Set in the early 1970s near the end of the Vietnam War, the film starts with Bill Randa (played by John Goodman), a senior official in the secretly evil government organization known as Monarch, stepping out of a D.C. cab and uttering: "Mark my words, there'll never be a more screwed up time in Washington." The scene was originally shot in the fall of 2016, but the conflict beyond the screen seems eerily similar to our own: America's economy isn't what it used to be, a crook runs the White House and protesters fighting for social justice keep filling the streets.
So when Randa hits the capital with information from the newly launched Landsat program that an uncharted island exists in Southeast Asia, it seems as good an opportunity as ever for the government to send over some researchers (Corey Hawkins and Jing Tian), a tracker (Tom Hiddleston), some troops — led by Preston Packard (Samuel L. Jackson), an egotistical army lieutenant colonel — and a budding photojournalist (Oscar-winner Brie Larson) to travel the land and document their findings. But what starts as a massive PR move to put America back on the map, at least scientifically, ends up being a secret mission to destroy a group of massive monsters (Kong among them), fearing that one day they could destroy human civilization.
Kong, as can be expected, isn't happy when he finds these new visitors; Most of the movie's conflict revolves around the almighty ape battling it out with Packard — a Captain Ahab-like character — and his crew, as well as the group of humans assembled for the journey, who end up warring with one another once the dividing lines are drawn.

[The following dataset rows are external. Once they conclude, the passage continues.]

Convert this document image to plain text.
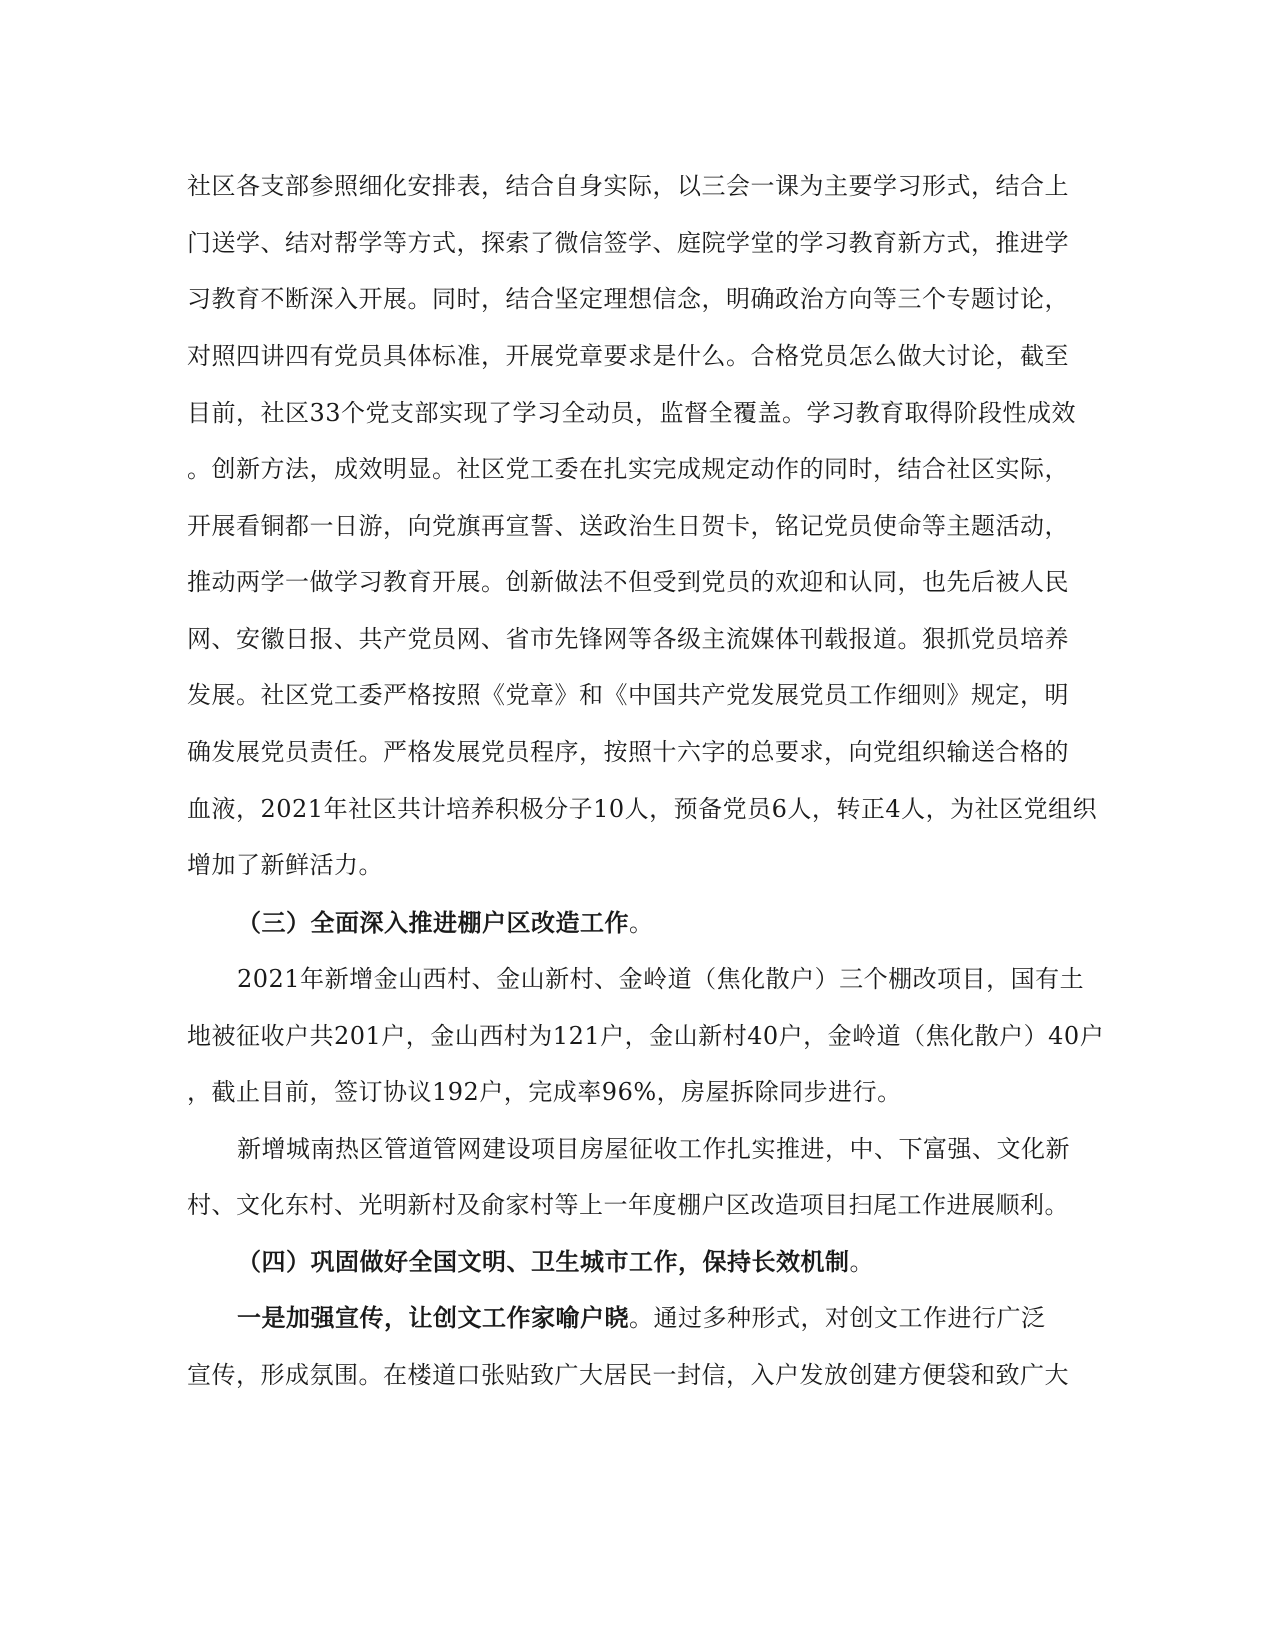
社区各支部参照细化安排表，结合自身实际，以三会一课为主要学习形式，结合上
门送学、结对帮学等方式，探索了微信签学、庭院学堂的学习教育新方式，推进学
习教育不断深入开展。同时，结合坚定理想信念，明确政治方向等三个专题讨论，
对照四讲四有党员具体标准，开展党章要求是什么。合格党员怎么做大讨论，截至
目前，社区33个党支部实现了学习全动员，监督全覆盖。学习教育取得阶段性成效
。创新方法，成效明显。社区党工委在扎实完成规定动作的同时，结合社区实际，
开展看铜都一日游，向党旗再宣誓、送政治生日贺卡，铭记党员使命等主题活动，
推动两学一做学习教育开展。创新做法不但受到党员的欢迎和认同，也先后被人民
网、安徽日报、共产党员网、省市先锋网等各级主流媒体刊载报道。狠抓党员培养
发展。社区党工委严格按照《党章》和《中国共产党发展党员工作细则》规定，明
确发展党员责任。严格发展党员程序，按照十六字的总要求，向党组织输送合格的
血液，2021年社区共计培养积极分子10人，预备党员6人，转正4人，为社区党组织
增加了新鲜活力。
（三）全面深入推进棚户区改造工作。
2021年新增金山西村、金山新村、金岭道（焦化散户）三个棚改项目，国有土
地被征收户共201户，金山西村为121户，金山新村40户，金岭道（焦化散户）40户
，截止目前，签订协议192户，完成率96%，房屋拆除同步进行。
新增城南热区管道管网建设项目房屋征收工作扎实推进，中、下富强、文化新
村、文化东村、光明新村及俞家村等上一年度棚户区改造项目扫尾工作进展顺利。
（四）巩固做好全国文明、卫生城市工作，保持长效机制。
一是加强宣传，让创文工作家喻户晓。通过多种形式，对创文工作进行广泛
宣传，形成氛围。在楼道口张贴致广大居民一封信，入户发放创建方便袋和致广大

Part Princess Mononoke (Vogt-Roberts has admitted that part of the production design, at least as far as the CG creatures are concerned, was inspired by the Hayao Miyazaki film), part Apocalypse Now, the action is captured beautifully here by cinematographer Larry Fong (Batman v Superman, Watchmen), who even worked with Panavision to design a lens specifically for this film, to add some more digital depth. Kong himself, meanwhile, is painstakingly created here (apparently it took a year for designers to place each of the bushy beast's 19 million hairs) by Industrial Light & Magic.
It's almost enough to mask the fact that, despite its two-hour runtime, there's not enough space for each of Skull Island's characters — played by an all-star cast that includes up-and-comers Jason Mitchell and Thomas Mann, as well as established actors like Toby Kebbell, John Ortiz, Marc Evan Jackson and John C. Reilly — to get some time in the spotlight. (Not much character development happens after the first 45 minutes, save for Larson's Mason Weaver, who ends up anchoring the film's moral centre, and Reilly's Hank Marlow, a stranded WWII pilot that learned to live on the island, who brings some much-needed compassion to the film's latter half.)
Still, it's a minor complaint; Kong: Skull Island is an artful, exciting and entertaining re-introduction to a classic character that helps make up the much larger MonsterVerse (with Gareth Edwards' Godzilla occupying the other half).